What the number is not
It’s not a claim that 45% of AI-built apps get hacked, or that generated code is uniquely bad; human developers write vulnerable code too, which is why the OWASP list exists. And it’s not an argument that AI coding tools are useless, since a developer who reviews the output catches much of this in the normal course of work.
What it does mean: flip a coin per generation, and that’s roughly the odds the code contains a flaw from the industry’s best-known catalogue of serious vulnerabilities, while compiling and demoing perfectly. The flaw costs nothing in visible behavior. That’s the trap.
Why working code isn’t safe code
AI models optimize for quick visual success, because that’s what the prompt asked for and what the builder can verify by looking. Security is precisely the property you can’t see from the preview window, and the documented failure modes follow that gradient. Access control gets implemented in the browser rather than on the server, so a user can bypass the check by modifying code on their own machine; the app looks identical either way. Database permissions get configured too broadly so things work on the first try, leaving data exposed if any other part of the app is compromised. Secrets get hardcoded into files because managing environment variables is exactly the kind of invisible chore models and beginners both skip, and those credentials then get pushed to public GitHub repos. And the utility flows that carry real security weight (password recovery, OTP verification, session management) simply don’t get built, because nobody demos them.
The builder’s trust position makes it worse.

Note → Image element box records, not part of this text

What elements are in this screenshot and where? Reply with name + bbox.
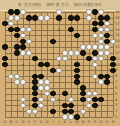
black-stone (14, 27, 19, 32)
row-label: 15 (115, 33, 119, 37)
white-stone (68, 50, 73, 55)
white-stone (56, 56, 61, 61)
white-stone (86, 9, 91, 14)
white-stone (86, 44, 91, 49)
black-stone (14, 50, 19, 55)
row-label: 8 (115, 74, 117, 78)
grid-vertical-line (65, 12, 66, 117)
white-stone (98, 50, 103, 55)
hoshi-point (22, 64, 24, 66)
black-stone (14, 44, 19, 49)
white-stone (56, 68, 61, 73)
go-board[interactable]: ABCDEFGHIJKLMNOPQRS191817161514131211109… (0, 10, 120, 126)
black-stone (74, 68, 79, 73)
black-stone (74, 15, 79, 20)
row-label: 6 (115, 86, 117, 90)
white-stone (20, 33, 25, 38)
black-stone (32, 103, 37, 108)
white-stone (38, 15, 43, 20)
white-stone (14, 79, 19, 84)
white-stone (26, 50, 31, 55)
black-stone (74, 62, 79, 67)
black-stone (92, 50, 97, 55)
black-stone (62, 109, 67, 114)
white-stone (104, 44, 109, 49)
black-stone (92, 21, 97, 26)
white-stone (14, 15, 19, 20)
black-stone (104, 15, 109, 20)
hoshi-point (58, 64, 60, 66)
white-stone (8, 74, 13, 79)
black-stone (92, 97, 97, 102)
black-stone (2, 21, 7, 26)
white-stone (32, 109, 37, 114)
black-stone (80, 97, 85, 102)
row-label: 13 (115, 45, 119, 49)
row-label: 18 (115, 16, 119, 20)
white-stone (98, 39, 103, 44)
white-stone (56, 9, 61, 14)
row-label: 9 (115, 68, 117, 72)
black-stone (32, 91, 37, 96)
black-stone (50, 91, 55, 96)
black-stone (74, 74, 79, 79)
white-stone (20, 103, 25, 108)
white-stone (38, 85, 43, 90)
black-stone (92, 103, 97, 108)
black-stone (38, 74, 43, 79)
hoshi-point (58, 29, 60, 31)
white-stone (20, 97, 25, 102)
black-stone (26, 15, 31, 20)
black-stone (80, 85, 85, 90)
black-stone (92, 27, 97, 32)
white-stone (62, 50, 67, 55)
white-stone (92, 91, 97, 96)
white-stone (44, 15, 49, 20)
white-stone (38, 79, 43, 84)
row-label: 10 (115, 63, 119, 67)
black-stone (8, 9, 13, 14)
go-app-window: B: 古力(9段) W中-黑 古力 W目 白胜2.5目 ABCDEFGHIJKL… (0, 0, 120, 126)
white-stone (92, 74, 97, 79)
black-stone (50, 39, 55, 44)
white-stone (20, 27, 25, 32)
white-stone (92, 33, 97, 38)
white-stone (98, 79, 103, 84)
white-stone (80, 44, 85, 49)
white-stone (38, 103, 43, 108)
white-stone (14, 74, 19, 79)
row-label: 12 (115, 51, 119, 55)
row-label: 3 (115, 103, 117, 107)
black-stone (62, 91, 67, 96)
row-label: 14 (115, 39, 119, 43)
black-stone (32, 97, 37, 102)
white-stone (86, 91, 91, 96)
white-stone (98, 27, 103, 32)
black-stone (32, 56, 37, 61)
black-stone (68, 109, 73, 114)
black-stone (104, 33, 109, 38)
white-stone (92, 62, 97, 67)
black-stone (2, 44, 7, 49)
white-stone (20, 50, 25, 55)
white-stone (92, 56, 97, 61)
black-stone (98, 15, 103, 20)
black-stone (32, 15, 37, 20)
white-stone (104, 21, 109, 26)
grid-horizontal-line (5, 117, 113, 118)
black-stone (32, 79, 37, 84)
black-stone (50, 68, 55, 73)
black-stone (20, 39, 25, 44)
white-stone (44, 85, 49, 90)
white-stone (8, 15, 13, 20)
white-stone (26, 109, 31, 114)
grid-horizontal-line (5, 111, 113, 112)
white-stone (80, 109, 85, 114)
black-stone (14, 33, 19, 38)
black-stone (2, 62, 7, 67)
black-stone (92, 9, 97, 14)
grid-horizontal-line (5, 88, 113, 89)
white-stone (44, 91, 49, 96)
row-label: 17 (115, 22, 119, 26)
black-stone (68, 103, 73, 108)
black-stone (74, 33, 79, 38)
white-stone (20, 9, 25, 14)
white-stone (38, 97, 43, 102)
black-stone (68, 27, 73, 32)
white-stone (98, 9, 103, 14)
row-label: 7 (115, 80, 117, 84)
row-label: 11 (115, 57, 119, 61)
white-stone (104, 50, 109, 55)
column-label: S (110, 120, 116, 124)
white-stone (98, 44, 103, 49)
black-stone (104, 74, 109, 79)
white-stone (62, 56, 67, 61)
black-stone (32, 74, 37, 79)
white-stone (86, 15, 91, 20)
black-stone (8, 27, 13, 32)
white-stone (8, 21, 13, 26)
white-stone (68, 97, 73, 102)
black-stone (80, 91, 85, 96)
white-stone (26, 27, 31, 32)
black-stone (80, 50, 85, 55)
white-stone (104, 27, 109, 32)
white-stone (98, 33, 103, 38)
white-stone (74, 50, 79, 55)
row-label: 5 (115, 92, 117, 96)
black-stone (2, 56, 7, 61)
black-stone (86, 56, 91, 61)
white-stone (44, 79, 49, 84)
row-label: 19 (115, 10, 119, 14)
white-stone (20, 79, 25, 84)
white-stone (50, 97, 55, 102)
black-stone (50, 109, 55, 114)
black-stone (74, 79, 79, 84)
white-stone (92, 44, 97, 49)
black-stone (20, 44, 25, 49)
black-stone (68, 15, 73, 20)
black-stone (56, 15, 61, 20)
row-label: 4 (115, 98, 117, 102)
row-label: 2 (115, 109, 117, 113)
white-stone (98, 56, 103, 61)
white-stone (26, 39, 31, 44)
black-stone (98, 74, 103, 79)
white-stone (86, 103, 91, 108)
row-label: 16 (115, 28, 119, 32)
black-stone (32, 85, 37, 90)
black-stone (44, 62, 49, 67)
black-stone (38, 62, 43, 67)
black-stone (14, 9, 19, 14)
white-stone (86, 97, 91, 102)
black-stone (104, 39, 109, 44)
hoshi-point (58, 99, 60, 101)
row-label: 1 (115, 115, 117, 119)
black-stone (104, 79, 109, 84)
black-stone (98, 21, 103, 26)
black-stone (98, 97, 103, 102)
black-stone (62, 103, 67, 108)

A non-technical operator can’t read the generated code to verify any of this, and manual testing exercises the happy path, not the bypass. The app that “works perfectly” and the app that leaks every customer’s records can be the same app.
What to check before real users log in
A minimum audit, in plain terms. First, server-side enforcement: confirm that what a user can see is decided on the server or in database rules, not by hiding buttons in the UI. Second, database posture: rules should deny by default and grant narrowly; on Supabase-backed tools like Lovable, that means actually reading the RLS policies, not trusting that the prompt produced them. Third, secrets hygiene: search the repo for hardcoded keys and connection strings, especially if the project ever synced to a public repository. Fourth, the forgotten flows: password reset, session expiry, and signup restrictions exist and behave. Fifth, the second-user test: create two accounts and try to reach one user’s data from the other’s session, including by editing URLs directly. None of this is exotic; all of it is exactly what generation skips.

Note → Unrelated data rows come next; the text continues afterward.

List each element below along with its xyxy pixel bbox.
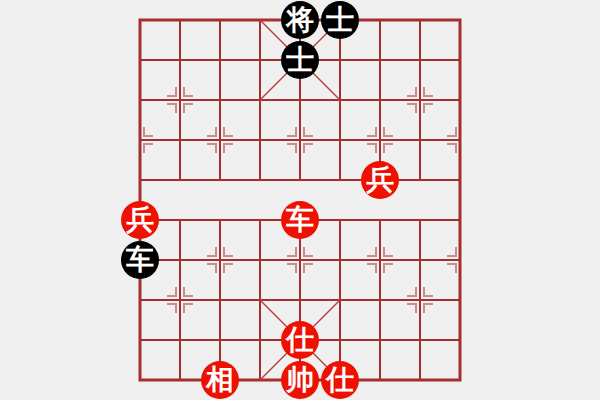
pieces-grid: 将士士兵兵车车仕相帅仕: [120, 0, 480, 400]
piece-red-advisor[interactable]: 仕: [321, 361, 359, 399]
piece-black-advisor[interactable]: 士: [321, 1, 359, 39]
piece-red-elephant[interactable]: 相: [201, 361, 239, 399]
xiangqi-app: 将士士兵兵车车仕相帅仕: [0, 0, 600, 400]
piece-black-advisor[interactable]: 士: [281, 41, 319, 79]
piece-red-soldier[interactable]: 兵: [121, 201, 159, 239]
piece-red-soldier[interactable]: 兵: [361, 161, 399, 199]
piece-red-general[interactable]: 帅: [281, 361, 319, 399]
piece-red-chariot[interactable]: 车: [281, 201, 319, 239]
piece-black-chariot[interactable]: 车: [121, 241, 159, 279]
piece-red-advisor[interactable]: 仕: [281, 321, 319, 359]
piece-black-general[interactable]: 将: [281, 1, 319, 39]
xiangqi-board: 将士士兵兵车车仕相帅仕: [0, 0, 600, 400]
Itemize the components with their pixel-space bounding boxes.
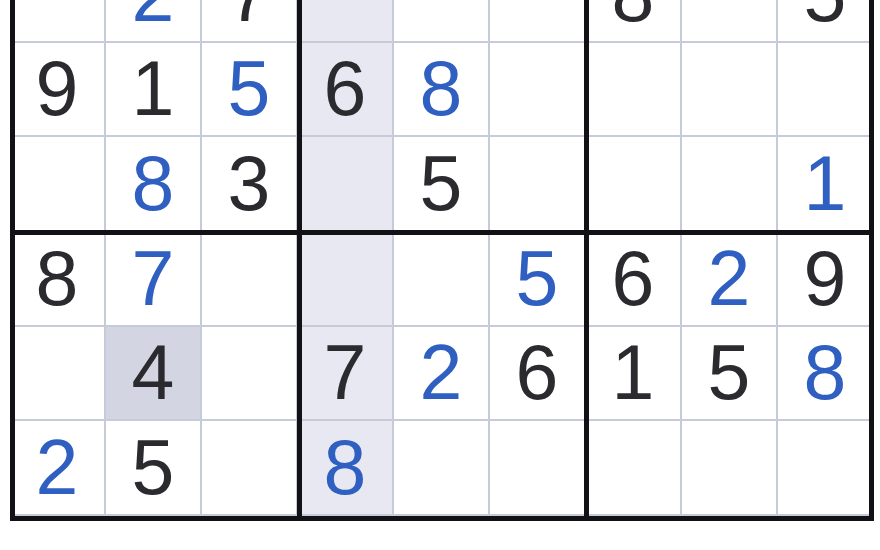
cell-r9c6[interactable]	[490, 421, 586, 516]
cell-r4c7[interactable]: 8	[586, 0, 682, 43]
given-digit: 5	[132, 429, 175, 506]
cell-r9c7[interactable]	[586, 421, 682, 516]
given-digit: 9	[36, 50, 79, 127]
player-digit: 8	[132, 145, 175, 222]
cell-r9c2[interactable]: 5	[106, 421, 202, 516]
cell-r5c5[interactable]: 8	[394, 43, 490, 138]
cell-r5c3[interactable]: 5	[202, 43, 298, 138]
cell-r6c5[interactable]: 5	[394, 137, 490, 232]
cell-r6c8[interactable]	[682, 137, 778, 232]
cell-r9c3[interactable]	[202, 421, 298, 516]
cell-r4c8[interactable]	[682, 0, 778, 43]
cell-r9c8[interactable]	[682, 421, 778, 516]
given-digit: 5	[420, 145, 463, 222]
cell-r7c1[interactable]: 8	[10, 232, 106, 327]
given-digit: 4	[132, 334, 175, 411]
cell-r7c4[interactable]	[298, 232, 394, 327]
box-border-vertical-left	[10, 0, 15, 521]
given-digit: 7	[228, 0, 271, 33]
cell-r4c9[interactable]: 5	[778, 0, 874, 43]
cell-r8c1[interactable]	[10, 327, 106, 422]
given-digit: 6	[324, 50, 367, 127]
given-digit: 9	[804, 240, 847, 317]
cell-r7c6[interactable]: 5	[490, 232, 586, 327]
player-digit: 8	[324, 429, 367, 506]
cell-r6c3[interactable]: 3	[202, 137, 298, 232]
cell-r4c1[interactable]	[10, 0, 106, 43]
player-digit: 2	[708, 240, 751, 317]
given-digit: 8	[36, 240, 79, 317]
cell-r7c9[interactable]: 9	[778, 232, 874, 327]
cell-r4c4[interactable]	[298, 0, 394, 43]
given-digit: 3	[228, 145, 271, 222]
cell-r8c4[interactable]: 7	[298, 327, 394, 422]
cell-r6c6[interactable]	[490, 137, 586, 232]
cell-r8c2[interactable]: 4	[106, 327, 202, 422]
cell-r5c9[interactable]	[778, 43, 874, 138]
cell-r5c6[interactable]	[490, 43, 586, 138]
cell-r6c7[interactable]	[586, 137, 682, 232]
given-digit: 6	[612, 240, 655, 317]
cell-r5c7[interactable]	[586, 43, 682, 138]
cell-r5c1[interactable]: 9	[10, 43, 106, 138]
cell-r8c8[interactable]: 5	[682, 327, 778, 422]
cell-r8c5[interactable]: 2	[394, 327, 490, 422]
cell-r5c8[interactable]	[682, 43, 778, 138]
cell-r7c3[interactable]	[202, 232, 298, 327]
player-digit: 2	[36, 429, 79, 506]
cell-r5c2[interactable]: 1	[106, 43, 202, 138]
given-digit: 8	[612, 0, 655, 33]
given-digit: 1	[132, 50, 175, 127]
box-border-vertical-right	[869, 0, 874, 521]
box-border-vertical-mid1	[297, 0, 302, 521]
cell-r6c2[interactable]: 8	[106, 137, 202, 232]
player-digit: 1	[804, 145, 847, 222]
cell-r5c4[interactable]: 6	[298, 43, 394, 138]
player-digit: 7	[132, 240, 175, 317]
player-digit: 5	[228, 50, 271, 127]
given-digit: 5	[804, 0, 847, 33]
cell-r7c5[interactable]	[394, 232, 490, 327]
cell-r9c9[interactable]	[778, 421, 874, 516]
cell-r8c9[interactable]: 8	[778, 327, 874, 422]
cell-r9c5[interactable]	[394, 421, 490, 516]
cell-r9c1[interactable]: 2	[10, 421, 106, 516]
cell-r7c7[interactable]: 6	[586, 232, 682, 327]
cell-r6c9[interactable]: 1	[778, 137, 874, 232]
cell-r4c5[interactable]	[394, 0, 490, 43]
box-border-vertical-mid2	[584, 0, 589, 521]
sudoku-app-viewport: 27859156883518756294726158258	[0, 0, 880, 550]
cell-r7c2[interactable]: 7	[106, 232, 202, 327]
cell-r8c3[interactable]	[202, 327, 298, 422]
cell-r8c6[interactable]: 6	[490, 327, 586, 422]
player-digit: 2	[420, 334, 463, 411]
cell-r6c4[interactable]	[298, 137, 394, 232]
cell-r4c2[interactable]: 2	[106, 0, 202, 43]
cell-r9c4[interactable]: 8	[298, 421, 394, 516]
sudoku-board: 27859156883518756294726158258	[10, 0, 874, 516]
player-digit: 8	[804, 334, 847, 411]
cell-r8c7[interactable]: 1	[586, 327, 682, 422]
player-digit: 2	[132, 0, 175, 33]
cell-r7c8[interactable]: 2	[682, 232, 778, 327]
player-digit: 8	[420, 50, 463, 127]
given-digit: 6	[516, 334, 559, 411]
cell-r4c3[interactable]: 7	[202, 0, 298, 43]
box-border-horizontal-mid	[10, 230, 874, 235]
cell-r6c1[interactable]	[10, 137, 106, 232]
player-digit: 5	[516, 240, 559, 317]
cell-r4c6[interactable]	[490, 0, 586, 43]
given-digit: 1	[612, 334, 655, 411]
given-digit: 7	[324, 334, 367, 411]
box-border-horizontal-bottom	[10, 516, 874, 521]
given-digit: 5	[708, 334, 751, 411]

And note the maintenance clause: this isn’t a one-time check. Every regeneration is a fresh roll of the same dice, so the fix loop on an auth-adjacent feature means re-verifying the layer you already verified, and paying for the round that re-verifies it. That re-verification burden is one face of the Day Two problem: the audit you run today is the audit you run again after the next change.
The honest fork
That audit list is the real cost of the 45% number, and there are exactly two ways to pay it. Own the review: you or a developer you trust reads the generated code, every round, treating the AI as a fast junior whose security work always gets checked. That’s a reasonable position for developers and a fiction for everyone else. Or take the layer off the table: for business apps like portals and internal tools, build on a platform such as Softr, where auth, permissions, and data access rules are visually configured platform infrastructure rather than per-project generated code, so the 45% lottery never applies to the layer that matters most. What’s not a position is the popular third option: generating, glancing at the demo, and shipping. The statistic exists because that’s what most people do.